People who are moderate drinkers are at a much lower risk of becoming dependent on alcohol or of alcohol abuse. The levels of alcohol consumed are different for men and women who are considered moderate drinkers according to National Institute on Alcohol Abuse and Alcoholism NIAAA. For a woman, 7 drinks or less a week and no more than 3 drinks in a days' time. For a man, 14 drinks or less a week and no more than 4 drinks in a day's time. People who consume alcohol above the daily and weekly limits set in place would no longer be considered moderate drinkers and they would be at a higher risk of an alcohol use disorder which includes alcohol abuse and alcohol dependence. Just because a person is considered to be a moderate drinker they have to be in good health for alcohol not to be a problem for them though.
The term alcohol abuse is a pattern of drinking in which alcohol consumption affects a person's health, has a negative impact on their relationships and gets in their way of fulfilling important responsibilities. People who abuse alcohol for an extended period of time risk alcohol dependence (alcoholism). Alcohol abuse is very serious because even though a person may not be addicted to alcohol their drinking has a negative impact on their life. The abuse of alcohol can lead to driving under the influence (DUI), relationship problems, school or career problems or other legal problems associated with alcohol use.

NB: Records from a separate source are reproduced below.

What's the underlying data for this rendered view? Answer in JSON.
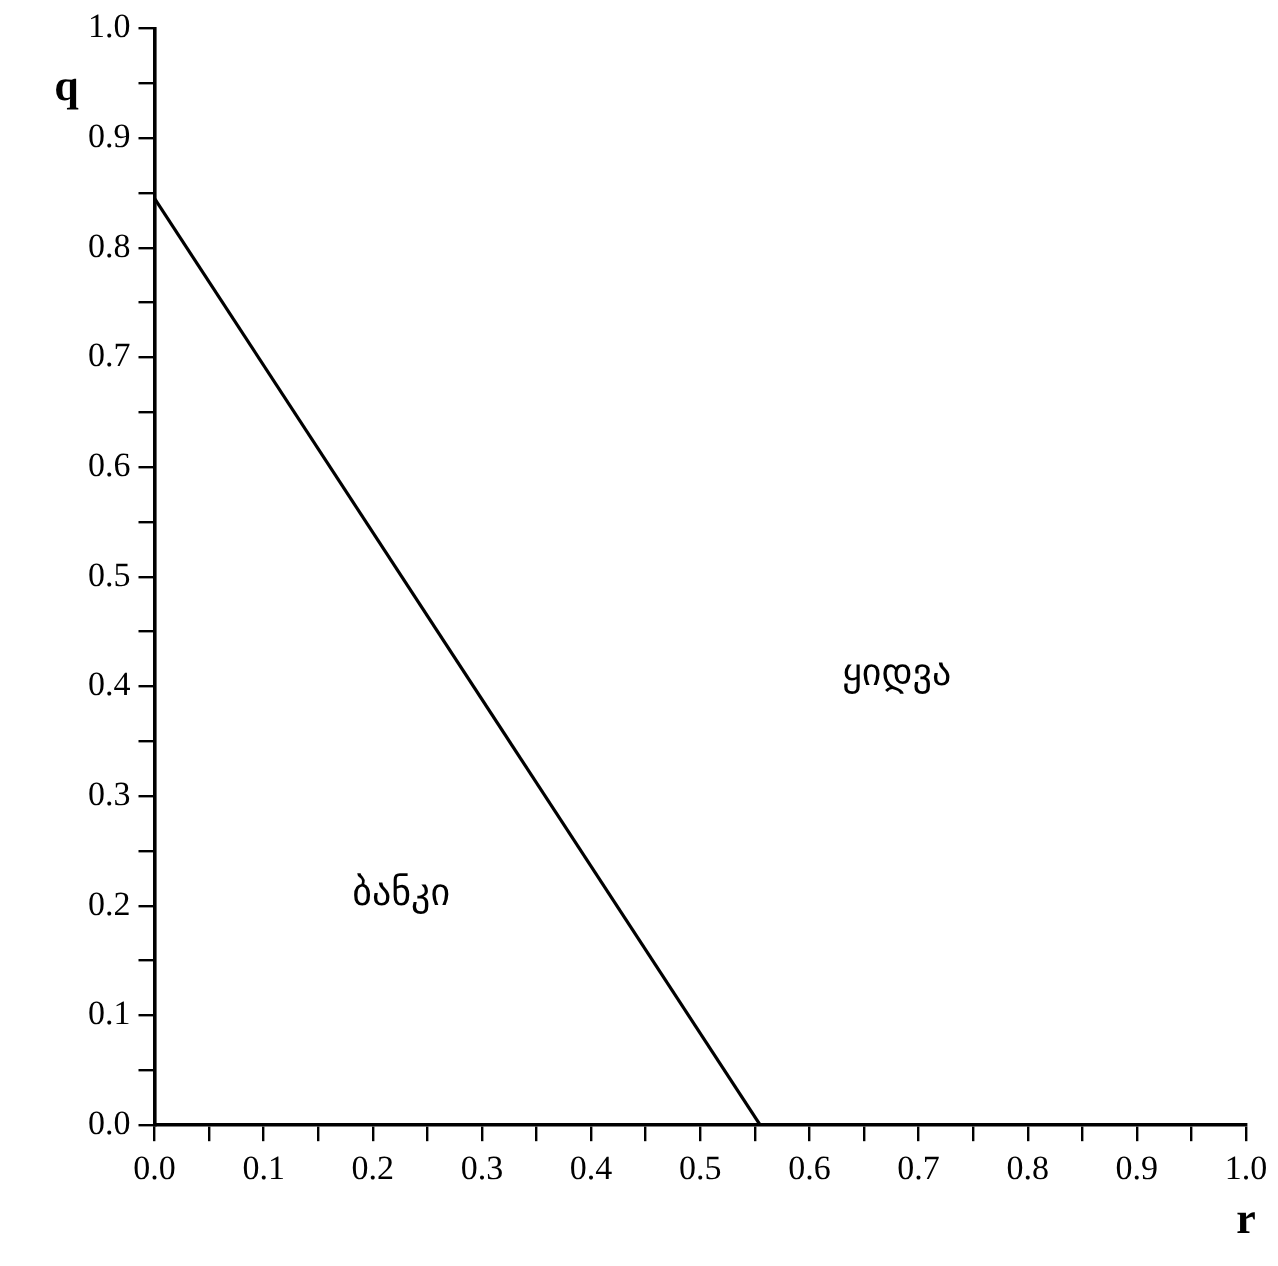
{
  "chart_data": {
    "type": "line",
    "x": [
      0,
      0.555
    ],
    "series": [
      {
        "color": "#000000",
        "values": [
          0.845,
          0
        ]
      }
    ],
    "xlabel": "r",
    "ylabel": "q",
    "xlim": [
      0,
      1
    ],
    "ylim": [
      0,
      1
    ],
    "xticks": [
      {
        "value": 0,
        "label": "0.0"
      },
      {
        "value": 0.05,
        "label": null
      },
      {
        "value": 0.1,
        "label": "0.1"
      },
      {
        "value": 0.15,
        "label": null
      },
      {
        "value": 0.2,
        "label": "0.2"
      },
      {
        "value": 0.25,
        "label": null
      },
      {
        "value": 0.3,
        "label": "0.3"
      },
      {
        "value": 0.35,
        "label": null
      },
      {
        "value": 0.4,
        "label": "0.4"
      },
      {
        "value": 0.45,
        "label": null
      },
      {
        "value": 0.5,
        "label": "0.5"
      },
      {
        "value": 0.55,
        "label": null
      },
      {
        "value": 0.6,
        "label": "0.6"
      },
      {
        "value": 0.65,
        "label": null
      },
      {
        "value": 0.7,
        "label": "0.7"
      },
      {
        "value": 0.75,
        "label": null
      },
      {
        "value": 0.8,
        "label": "0.8"
      },
      {
        "value": 0.85,
        "label": null
      },
      {
        "value": 0.9,
        "label": "0.9"
      },
      {
        "value": 0.95,
        "label": null
      },
      {
        "value": 1,
        "label": "1.0"
      }
    ],
    "yticks": [
      {
        "value": 0,
        "label": "0.0"
      },
      {
        "value": 0.05,
        "label": null
      },
      {
        "value": 0.1,
        "label": "0.1"
      },
      {
        "value": 0.15,
        "label": null
      },
      {
        "value": 0.2,
        "label": "0.2"
      },
      {
        "value": 0.25,
        "label": null
      },
      {
        "value": 0.3,
        "label": "0.3"
      },
      {
        "value": 0.35,
        "label": null
      },
      {
        "value": 0.4,
        "label": "0.4"
      },
      {
        "value": 0.45,
        "label": null
      },
      {
        "value": 0.5,
        "label": "0.5"
      },
      {
        "value": 0.55,
        "label": null
      },
      {
        "value": 0.6,
        "label": "0.6"
      },
      {
        "value": 0.65,
        "label": null
      },
      {
        "value": 0.7,
        "label": "0.7"
      },
      {
        "value": 0.75,
        "label": null
      },
      {
        "value": 0.8,
        "label": "0.8"
      },
      {
        "value": 0.85,
        "label": null
      },
      {
        "value": 0.9,
        "label": "0.9"
      },
      {
        "value": 0.95,
        "label": null
      },
      {
        "value": 1,
        "label": "1.0"
      }
    ],
    "annotations": [
      "ყიდვა",
      "ბანკი"
    ],
    "grid": false,
    "legend": false,
    "marker": "none",
    "line_style": "solid"
  }
}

Alcohol addiction and alcoholism are also known as alcohol dependence. When a person is dependent on alcohol they're not able to limit their drinking and are unable to stop on their own without experiencing cravings and withdrawal symptoms. No matter how much a person's consumption of alcohol affects their physical and emotional health, relationships and other important areas of their life, they continue to drink if they're addicted to alcohol.

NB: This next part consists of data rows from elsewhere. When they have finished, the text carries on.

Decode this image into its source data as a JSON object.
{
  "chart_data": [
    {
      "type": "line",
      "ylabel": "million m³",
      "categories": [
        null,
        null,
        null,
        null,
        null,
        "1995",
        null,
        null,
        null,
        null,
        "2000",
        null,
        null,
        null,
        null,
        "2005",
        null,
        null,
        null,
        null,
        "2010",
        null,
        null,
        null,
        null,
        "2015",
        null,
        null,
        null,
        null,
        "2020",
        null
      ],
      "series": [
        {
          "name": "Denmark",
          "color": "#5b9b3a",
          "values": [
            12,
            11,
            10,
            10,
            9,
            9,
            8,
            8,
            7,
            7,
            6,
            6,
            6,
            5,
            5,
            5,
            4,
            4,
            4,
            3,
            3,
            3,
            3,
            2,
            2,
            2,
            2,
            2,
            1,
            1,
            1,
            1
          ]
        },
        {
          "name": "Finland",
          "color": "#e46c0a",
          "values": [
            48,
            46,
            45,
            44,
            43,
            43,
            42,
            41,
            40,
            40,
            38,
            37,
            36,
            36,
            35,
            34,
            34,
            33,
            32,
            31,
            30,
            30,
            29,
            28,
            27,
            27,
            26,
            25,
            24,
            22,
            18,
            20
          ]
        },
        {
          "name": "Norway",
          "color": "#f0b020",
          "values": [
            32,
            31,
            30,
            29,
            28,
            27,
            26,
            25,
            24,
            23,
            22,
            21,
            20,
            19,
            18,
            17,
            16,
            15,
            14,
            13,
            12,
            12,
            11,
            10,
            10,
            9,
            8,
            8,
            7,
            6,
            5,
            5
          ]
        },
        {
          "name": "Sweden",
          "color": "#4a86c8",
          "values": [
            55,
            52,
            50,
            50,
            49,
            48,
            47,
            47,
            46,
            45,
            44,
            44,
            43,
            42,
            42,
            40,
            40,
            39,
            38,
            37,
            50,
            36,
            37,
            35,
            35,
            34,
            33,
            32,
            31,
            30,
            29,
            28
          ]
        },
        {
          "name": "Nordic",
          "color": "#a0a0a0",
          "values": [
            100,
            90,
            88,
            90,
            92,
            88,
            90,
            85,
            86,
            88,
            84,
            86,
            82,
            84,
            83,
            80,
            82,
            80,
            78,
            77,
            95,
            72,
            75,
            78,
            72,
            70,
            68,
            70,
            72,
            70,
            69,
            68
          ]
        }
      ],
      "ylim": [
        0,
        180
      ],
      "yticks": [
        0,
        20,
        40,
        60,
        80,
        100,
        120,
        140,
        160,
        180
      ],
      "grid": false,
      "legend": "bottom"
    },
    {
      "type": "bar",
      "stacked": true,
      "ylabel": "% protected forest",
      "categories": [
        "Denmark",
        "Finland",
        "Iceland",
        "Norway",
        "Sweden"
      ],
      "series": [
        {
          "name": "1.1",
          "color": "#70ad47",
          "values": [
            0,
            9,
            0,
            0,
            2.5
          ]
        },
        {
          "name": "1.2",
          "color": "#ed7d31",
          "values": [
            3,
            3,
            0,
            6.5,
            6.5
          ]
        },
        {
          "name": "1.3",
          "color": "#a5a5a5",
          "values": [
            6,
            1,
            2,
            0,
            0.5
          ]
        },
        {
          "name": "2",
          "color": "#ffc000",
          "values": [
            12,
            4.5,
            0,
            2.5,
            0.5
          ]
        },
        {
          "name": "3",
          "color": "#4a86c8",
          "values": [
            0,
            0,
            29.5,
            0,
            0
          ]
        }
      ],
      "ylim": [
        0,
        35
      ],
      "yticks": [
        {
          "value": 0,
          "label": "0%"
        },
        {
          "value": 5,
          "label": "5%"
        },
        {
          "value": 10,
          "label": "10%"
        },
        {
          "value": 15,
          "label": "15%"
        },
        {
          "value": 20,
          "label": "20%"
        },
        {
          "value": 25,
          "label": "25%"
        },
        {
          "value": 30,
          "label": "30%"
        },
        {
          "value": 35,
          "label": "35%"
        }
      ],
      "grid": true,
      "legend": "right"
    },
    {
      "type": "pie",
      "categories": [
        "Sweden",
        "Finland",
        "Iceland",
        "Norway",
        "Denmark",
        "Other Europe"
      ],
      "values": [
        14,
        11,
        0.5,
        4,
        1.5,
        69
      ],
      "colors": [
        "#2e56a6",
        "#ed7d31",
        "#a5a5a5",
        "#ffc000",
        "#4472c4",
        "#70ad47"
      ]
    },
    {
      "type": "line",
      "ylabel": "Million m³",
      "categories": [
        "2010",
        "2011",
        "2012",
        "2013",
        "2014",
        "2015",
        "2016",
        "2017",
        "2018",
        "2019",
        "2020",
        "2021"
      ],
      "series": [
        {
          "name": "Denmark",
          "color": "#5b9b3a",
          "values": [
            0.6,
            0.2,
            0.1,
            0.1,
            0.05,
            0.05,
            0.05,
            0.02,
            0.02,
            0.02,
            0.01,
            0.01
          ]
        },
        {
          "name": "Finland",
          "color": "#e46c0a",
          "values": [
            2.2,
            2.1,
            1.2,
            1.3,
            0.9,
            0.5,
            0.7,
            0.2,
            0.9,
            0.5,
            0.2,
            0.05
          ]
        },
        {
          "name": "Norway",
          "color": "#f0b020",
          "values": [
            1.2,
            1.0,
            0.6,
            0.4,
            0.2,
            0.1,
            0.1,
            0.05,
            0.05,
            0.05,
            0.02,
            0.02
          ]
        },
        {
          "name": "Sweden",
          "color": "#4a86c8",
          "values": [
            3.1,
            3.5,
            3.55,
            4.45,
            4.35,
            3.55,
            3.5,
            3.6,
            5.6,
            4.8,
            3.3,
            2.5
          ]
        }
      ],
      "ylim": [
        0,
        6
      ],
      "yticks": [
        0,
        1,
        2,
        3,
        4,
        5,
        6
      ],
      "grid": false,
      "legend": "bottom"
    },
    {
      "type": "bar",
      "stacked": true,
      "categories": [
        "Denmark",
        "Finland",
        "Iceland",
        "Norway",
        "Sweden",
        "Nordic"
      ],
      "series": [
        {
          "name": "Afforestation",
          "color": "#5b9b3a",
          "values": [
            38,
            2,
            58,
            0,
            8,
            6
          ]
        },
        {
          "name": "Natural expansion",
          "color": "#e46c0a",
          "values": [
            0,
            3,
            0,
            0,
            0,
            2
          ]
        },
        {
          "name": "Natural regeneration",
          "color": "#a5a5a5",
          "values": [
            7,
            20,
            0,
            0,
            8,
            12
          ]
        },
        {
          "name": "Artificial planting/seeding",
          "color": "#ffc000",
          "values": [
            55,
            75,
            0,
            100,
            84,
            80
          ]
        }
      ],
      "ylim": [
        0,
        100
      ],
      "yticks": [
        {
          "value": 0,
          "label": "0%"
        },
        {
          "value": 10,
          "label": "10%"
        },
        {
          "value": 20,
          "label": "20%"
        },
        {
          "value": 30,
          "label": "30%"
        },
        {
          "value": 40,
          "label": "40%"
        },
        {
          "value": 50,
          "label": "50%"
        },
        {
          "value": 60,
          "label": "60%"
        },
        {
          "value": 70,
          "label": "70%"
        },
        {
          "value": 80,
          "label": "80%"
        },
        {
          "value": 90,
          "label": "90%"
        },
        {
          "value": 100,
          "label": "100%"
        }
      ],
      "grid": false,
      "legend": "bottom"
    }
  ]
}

Another pattern of consuming alcohol is called binge drinking which many teens and young adults commonly do today. When a person binge drinks they consume enough alcohol in a 2 hour period of time in which their blood alcohol level reaches 0.08% and higher. According to NIAAA this is about 5 drinks for a man and about 4 drinks for a woman. Many teens and college students binge drink while socializing today and unfortunately a lot of them are getting behind the wheel and putting their lives and everyone on the road's lives in jeopardy. When a person consumes a large amount of alcohol in a couple hours' time they also risk alcohol poisoning which they could die from. Binge drinking can also eventually lead to addiction and alcoholism in the future.

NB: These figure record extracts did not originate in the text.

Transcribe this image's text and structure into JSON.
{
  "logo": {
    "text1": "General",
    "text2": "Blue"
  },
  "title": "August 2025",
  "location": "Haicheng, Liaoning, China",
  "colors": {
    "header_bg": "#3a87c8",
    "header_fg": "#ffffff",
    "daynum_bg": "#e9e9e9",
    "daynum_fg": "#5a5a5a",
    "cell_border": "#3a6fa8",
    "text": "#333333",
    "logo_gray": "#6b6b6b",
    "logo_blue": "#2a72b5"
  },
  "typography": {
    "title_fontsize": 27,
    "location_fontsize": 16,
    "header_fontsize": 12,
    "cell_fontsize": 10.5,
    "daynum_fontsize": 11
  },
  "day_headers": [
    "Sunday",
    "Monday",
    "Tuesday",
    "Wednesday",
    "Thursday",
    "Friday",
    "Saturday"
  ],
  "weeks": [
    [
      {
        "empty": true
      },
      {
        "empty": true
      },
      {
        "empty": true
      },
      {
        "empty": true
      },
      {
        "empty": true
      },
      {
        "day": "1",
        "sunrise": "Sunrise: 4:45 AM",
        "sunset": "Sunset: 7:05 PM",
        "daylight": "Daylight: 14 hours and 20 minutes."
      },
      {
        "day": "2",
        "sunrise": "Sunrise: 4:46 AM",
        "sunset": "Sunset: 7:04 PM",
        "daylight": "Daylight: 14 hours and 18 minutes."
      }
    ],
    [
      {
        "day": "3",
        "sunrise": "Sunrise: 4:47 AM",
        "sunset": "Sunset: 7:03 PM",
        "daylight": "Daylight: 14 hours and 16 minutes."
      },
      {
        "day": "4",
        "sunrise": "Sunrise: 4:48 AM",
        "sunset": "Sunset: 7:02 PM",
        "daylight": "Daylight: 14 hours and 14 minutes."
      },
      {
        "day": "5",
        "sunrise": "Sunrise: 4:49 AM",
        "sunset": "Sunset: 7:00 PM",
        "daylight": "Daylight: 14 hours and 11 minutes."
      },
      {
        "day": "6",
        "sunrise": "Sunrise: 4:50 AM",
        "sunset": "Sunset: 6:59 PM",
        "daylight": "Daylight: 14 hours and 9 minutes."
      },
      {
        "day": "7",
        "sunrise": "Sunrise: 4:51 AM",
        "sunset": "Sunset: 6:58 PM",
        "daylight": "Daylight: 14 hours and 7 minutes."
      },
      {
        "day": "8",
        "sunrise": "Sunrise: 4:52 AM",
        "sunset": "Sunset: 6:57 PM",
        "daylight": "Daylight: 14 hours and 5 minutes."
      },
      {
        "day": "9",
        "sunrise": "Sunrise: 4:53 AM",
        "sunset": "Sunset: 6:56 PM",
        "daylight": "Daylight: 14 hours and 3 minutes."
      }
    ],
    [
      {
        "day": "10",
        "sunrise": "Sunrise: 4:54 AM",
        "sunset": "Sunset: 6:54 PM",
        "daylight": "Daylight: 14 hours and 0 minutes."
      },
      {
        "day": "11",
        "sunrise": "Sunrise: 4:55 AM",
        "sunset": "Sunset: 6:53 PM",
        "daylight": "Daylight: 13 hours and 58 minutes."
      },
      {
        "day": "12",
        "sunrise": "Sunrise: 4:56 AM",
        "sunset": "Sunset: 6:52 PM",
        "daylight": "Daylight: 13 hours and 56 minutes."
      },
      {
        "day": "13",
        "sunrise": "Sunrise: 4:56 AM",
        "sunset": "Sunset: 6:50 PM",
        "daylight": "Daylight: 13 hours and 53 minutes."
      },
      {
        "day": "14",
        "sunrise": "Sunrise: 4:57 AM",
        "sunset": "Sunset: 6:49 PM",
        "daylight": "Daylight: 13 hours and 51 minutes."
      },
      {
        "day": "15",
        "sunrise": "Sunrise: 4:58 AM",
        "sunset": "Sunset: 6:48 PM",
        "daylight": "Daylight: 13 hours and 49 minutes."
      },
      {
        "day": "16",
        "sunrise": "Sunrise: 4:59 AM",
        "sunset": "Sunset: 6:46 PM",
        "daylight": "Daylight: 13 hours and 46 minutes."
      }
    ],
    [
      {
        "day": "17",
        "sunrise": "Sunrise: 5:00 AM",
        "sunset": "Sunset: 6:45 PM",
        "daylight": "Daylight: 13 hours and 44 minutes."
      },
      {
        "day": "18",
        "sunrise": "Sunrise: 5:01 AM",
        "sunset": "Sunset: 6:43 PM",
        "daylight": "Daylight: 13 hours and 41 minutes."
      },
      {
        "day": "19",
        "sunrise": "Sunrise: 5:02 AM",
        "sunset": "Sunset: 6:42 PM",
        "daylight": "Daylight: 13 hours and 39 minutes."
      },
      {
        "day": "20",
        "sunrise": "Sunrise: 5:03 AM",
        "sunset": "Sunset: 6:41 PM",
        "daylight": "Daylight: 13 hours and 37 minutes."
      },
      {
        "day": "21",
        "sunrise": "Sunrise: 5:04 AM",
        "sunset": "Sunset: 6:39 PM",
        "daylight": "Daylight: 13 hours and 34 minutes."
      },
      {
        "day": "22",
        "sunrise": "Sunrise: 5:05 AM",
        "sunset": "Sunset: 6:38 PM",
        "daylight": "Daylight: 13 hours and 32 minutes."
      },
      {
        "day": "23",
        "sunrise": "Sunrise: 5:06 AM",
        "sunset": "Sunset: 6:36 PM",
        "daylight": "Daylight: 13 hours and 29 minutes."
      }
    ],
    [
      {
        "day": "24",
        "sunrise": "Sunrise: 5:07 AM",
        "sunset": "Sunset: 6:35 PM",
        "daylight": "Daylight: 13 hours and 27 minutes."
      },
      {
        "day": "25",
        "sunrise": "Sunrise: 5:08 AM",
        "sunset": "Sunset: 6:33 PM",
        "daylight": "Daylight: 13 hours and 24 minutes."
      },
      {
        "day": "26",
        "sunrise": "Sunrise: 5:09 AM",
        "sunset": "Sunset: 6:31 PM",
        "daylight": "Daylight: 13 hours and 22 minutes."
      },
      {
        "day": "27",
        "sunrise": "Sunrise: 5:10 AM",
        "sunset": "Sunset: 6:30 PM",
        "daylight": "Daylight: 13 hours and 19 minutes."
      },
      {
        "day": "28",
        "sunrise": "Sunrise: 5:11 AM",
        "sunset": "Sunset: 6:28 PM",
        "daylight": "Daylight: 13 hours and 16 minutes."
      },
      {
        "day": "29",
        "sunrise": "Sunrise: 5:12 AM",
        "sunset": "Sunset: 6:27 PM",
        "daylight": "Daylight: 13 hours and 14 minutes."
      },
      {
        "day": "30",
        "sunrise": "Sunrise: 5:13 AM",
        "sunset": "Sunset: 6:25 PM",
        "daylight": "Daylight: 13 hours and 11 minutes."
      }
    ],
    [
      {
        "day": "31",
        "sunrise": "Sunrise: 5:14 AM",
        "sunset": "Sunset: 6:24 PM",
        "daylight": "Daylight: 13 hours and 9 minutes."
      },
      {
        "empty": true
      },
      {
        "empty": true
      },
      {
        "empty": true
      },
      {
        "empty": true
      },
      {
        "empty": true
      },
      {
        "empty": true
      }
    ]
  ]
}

Withdrawal Symptoms Associated With Alcohol Dependence
The intensity and duration of withdrawal symptoms experienced when a person stops drinking if they're addicted to alcohol varies for from person to person. It depends on the individuals overall health, how heavily they consumed alcohol and how long they actively drank before they stopped. Alcohol dependence withdrawal symptoms include alcohol cravings, nausea, trembling, shakiness, anxiety, nervousness and sweating.
Alcoholism (Alcohol Dependence)
Most active alcoholics truly believe they're in control of their drinking and that they can stop whenever they want to and some recovering alcoholics think some day they will be able drink in moderation. Alcoholism is a chronic disease that never goes away but a person can successfully learn how to manage their recovery on a daily basis. Thousands of people have stopped drinking for long periods of time and for various reasons, started drinking again (relapsed). They soon learn that they will never be able to limit their use of alcohol in the future because of their alcohol dependence but that they can learn how to maintain their daily sobriety.
There's no cure for alcoholism but with the right form of treatment and support a person can learn how to manage their alcohol addiction and be in control of their future living an alcohol free lifestyle. Everyone's path of recovery from alcohol dependence is different so it's extremely important that a person seeking help for alcoholism or alcohol abuse finds a recovery program that's individually suited for them.